Mas até que ponto o público é capaz de torcer por essa figura sem perceber que está literalmente legitimando as atrocidades e crimes do personagem?


Cada espectador reage da sua forma. Alguns percebem de cara. Outros sequer notam. E cada um reage de acordo com seu senso de moral e ética. Mas também acredito que a maioria compreenda que estamos lidando com obras de ficção. Óbvio que uma discussão sobre a moralidade de personagens fictícios não necessariamente diz algo sobre o caráter de cada espectador.


O que me preocupa as vezes, é quando alguém adota o caráter de certo personagem de forma muito literal, sem compreender a intenção do autor da obra. Afinal, vivemos em um país onde o nível de leitura é muito baixo dentre a população. A tendência é criar ídolos e figuras de exemplo nas mídias audiovisuais. Durante muito tempo a televisão teve papel hegemônico nessa formação de caráter do público, principalmente nas classes mais baixas.

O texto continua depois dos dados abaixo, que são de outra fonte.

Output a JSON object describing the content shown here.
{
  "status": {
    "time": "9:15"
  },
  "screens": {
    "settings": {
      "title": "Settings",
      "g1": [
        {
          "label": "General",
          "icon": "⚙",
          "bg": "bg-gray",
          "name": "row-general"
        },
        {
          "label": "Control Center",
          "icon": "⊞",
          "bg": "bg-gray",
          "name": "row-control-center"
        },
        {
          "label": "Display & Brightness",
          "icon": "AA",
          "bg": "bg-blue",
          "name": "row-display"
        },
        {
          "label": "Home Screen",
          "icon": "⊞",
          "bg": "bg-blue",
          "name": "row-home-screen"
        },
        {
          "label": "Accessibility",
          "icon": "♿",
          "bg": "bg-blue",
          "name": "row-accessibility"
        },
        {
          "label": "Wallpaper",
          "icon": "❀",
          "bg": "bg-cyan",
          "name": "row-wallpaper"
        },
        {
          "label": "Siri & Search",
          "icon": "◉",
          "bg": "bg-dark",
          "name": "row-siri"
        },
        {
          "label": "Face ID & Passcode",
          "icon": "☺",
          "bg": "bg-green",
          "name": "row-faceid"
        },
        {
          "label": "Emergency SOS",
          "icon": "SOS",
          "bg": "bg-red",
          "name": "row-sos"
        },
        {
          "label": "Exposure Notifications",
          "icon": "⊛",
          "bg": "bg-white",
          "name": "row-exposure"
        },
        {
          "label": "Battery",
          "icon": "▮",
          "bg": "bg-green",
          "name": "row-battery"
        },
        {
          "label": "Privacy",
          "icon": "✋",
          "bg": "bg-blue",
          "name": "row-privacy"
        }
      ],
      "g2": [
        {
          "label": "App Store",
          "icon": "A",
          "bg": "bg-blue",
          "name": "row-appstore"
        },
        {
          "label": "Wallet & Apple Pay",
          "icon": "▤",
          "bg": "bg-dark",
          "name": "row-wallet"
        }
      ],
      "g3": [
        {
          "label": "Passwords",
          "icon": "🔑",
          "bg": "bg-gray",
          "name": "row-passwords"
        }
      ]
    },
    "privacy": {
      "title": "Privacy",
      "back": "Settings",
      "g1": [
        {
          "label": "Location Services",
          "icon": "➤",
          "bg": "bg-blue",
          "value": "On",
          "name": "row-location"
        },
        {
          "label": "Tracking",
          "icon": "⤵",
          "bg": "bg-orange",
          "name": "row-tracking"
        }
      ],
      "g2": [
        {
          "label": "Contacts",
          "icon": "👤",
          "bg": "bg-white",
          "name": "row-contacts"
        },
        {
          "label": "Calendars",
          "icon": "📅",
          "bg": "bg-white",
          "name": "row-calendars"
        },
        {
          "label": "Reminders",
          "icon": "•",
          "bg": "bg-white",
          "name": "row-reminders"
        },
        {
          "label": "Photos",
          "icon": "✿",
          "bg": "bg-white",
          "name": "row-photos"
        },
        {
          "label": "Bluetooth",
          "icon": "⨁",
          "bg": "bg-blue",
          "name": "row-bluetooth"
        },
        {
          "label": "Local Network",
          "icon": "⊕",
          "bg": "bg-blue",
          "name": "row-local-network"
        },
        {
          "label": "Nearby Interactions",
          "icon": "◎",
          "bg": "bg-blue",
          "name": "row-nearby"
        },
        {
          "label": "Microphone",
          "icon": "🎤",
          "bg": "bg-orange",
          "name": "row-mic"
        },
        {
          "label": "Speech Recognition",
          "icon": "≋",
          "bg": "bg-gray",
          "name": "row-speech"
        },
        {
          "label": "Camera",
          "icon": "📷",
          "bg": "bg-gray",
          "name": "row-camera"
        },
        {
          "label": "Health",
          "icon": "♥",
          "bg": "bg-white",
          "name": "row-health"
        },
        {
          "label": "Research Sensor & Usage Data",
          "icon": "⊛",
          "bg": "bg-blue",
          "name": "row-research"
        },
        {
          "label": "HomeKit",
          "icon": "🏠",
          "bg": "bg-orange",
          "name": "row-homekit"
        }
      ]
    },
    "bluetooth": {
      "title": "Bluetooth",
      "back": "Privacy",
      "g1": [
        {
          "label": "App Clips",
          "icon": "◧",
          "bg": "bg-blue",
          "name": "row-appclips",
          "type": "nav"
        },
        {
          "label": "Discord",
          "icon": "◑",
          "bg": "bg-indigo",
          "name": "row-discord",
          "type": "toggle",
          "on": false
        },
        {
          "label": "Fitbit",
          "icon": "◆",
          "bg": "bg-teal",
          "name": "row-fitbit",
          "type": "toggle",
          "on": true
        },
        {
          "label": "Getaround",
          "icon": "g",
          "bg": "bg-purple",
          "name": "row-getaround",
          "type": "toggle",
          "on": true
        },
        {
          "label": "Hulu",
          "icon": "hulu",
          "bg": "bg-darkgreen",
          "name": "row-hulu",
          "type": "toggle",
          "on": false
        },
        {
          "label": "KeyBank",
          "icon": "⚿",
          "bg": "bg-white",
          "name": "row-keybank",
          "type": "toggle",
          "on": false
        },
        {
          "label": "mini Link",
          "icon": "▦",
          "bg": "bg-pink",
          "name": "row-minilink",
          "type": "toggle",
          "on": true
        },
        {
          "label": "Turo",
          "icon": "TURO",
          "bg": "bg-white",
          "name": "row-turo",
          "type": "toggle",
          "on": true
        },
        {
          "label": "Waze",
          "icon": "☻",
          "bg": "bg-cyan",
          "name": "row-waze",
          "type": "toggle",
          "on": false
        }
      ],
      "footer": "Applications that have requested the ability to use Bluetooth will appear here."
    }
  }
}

Tomando como exemplo, os dois filmes Tropa de Elite, lançados em 2007 e 2010. Os filmes claramente mostram que um personagem como o Capitão Nascimento não é uma pessoa comum, e que sua cruzada contra o crime organizado e a corrupção do sistema tem consequências negativas tanto para sua saúde quanto sua vida pessoal. Mas nada disso impediu que diversos espectadores tomassem as dores do personagem como uma forma de legitimar seus respectivos discursos de ódio, validando ainda mais o extremismo que reina no país hoje.


Esse é o pior lado possível nessa relação do público com a figura do anti-herói. Aqueles que se deixam levar pelo discurso do personagem sem sequer perceber a intenção original do autor. Aqueles que deixam de perceber que alguém como Nascimento se trata de um anti-herói e passa a usá-lo como exemplo de herói.


Claro que na era atual do cinema e da TV, a tendência é humanizar esses personagens. Não há dúvida de que figuras como Tony Soprano e Walter White são dominados por medos, inseguranças, e mesmo com suas falhas ainda tem a capacidade de empatia e amor, ao menos por suas respectivas famílias. Não são sociopatas absolutos. Ainda há traços de humanidade neles. Mas é importante saber analisar e separar as diferentes características e aspectos que definem esses protagonistas, estando ciente de que são narrativas sobre o colapso moral deles.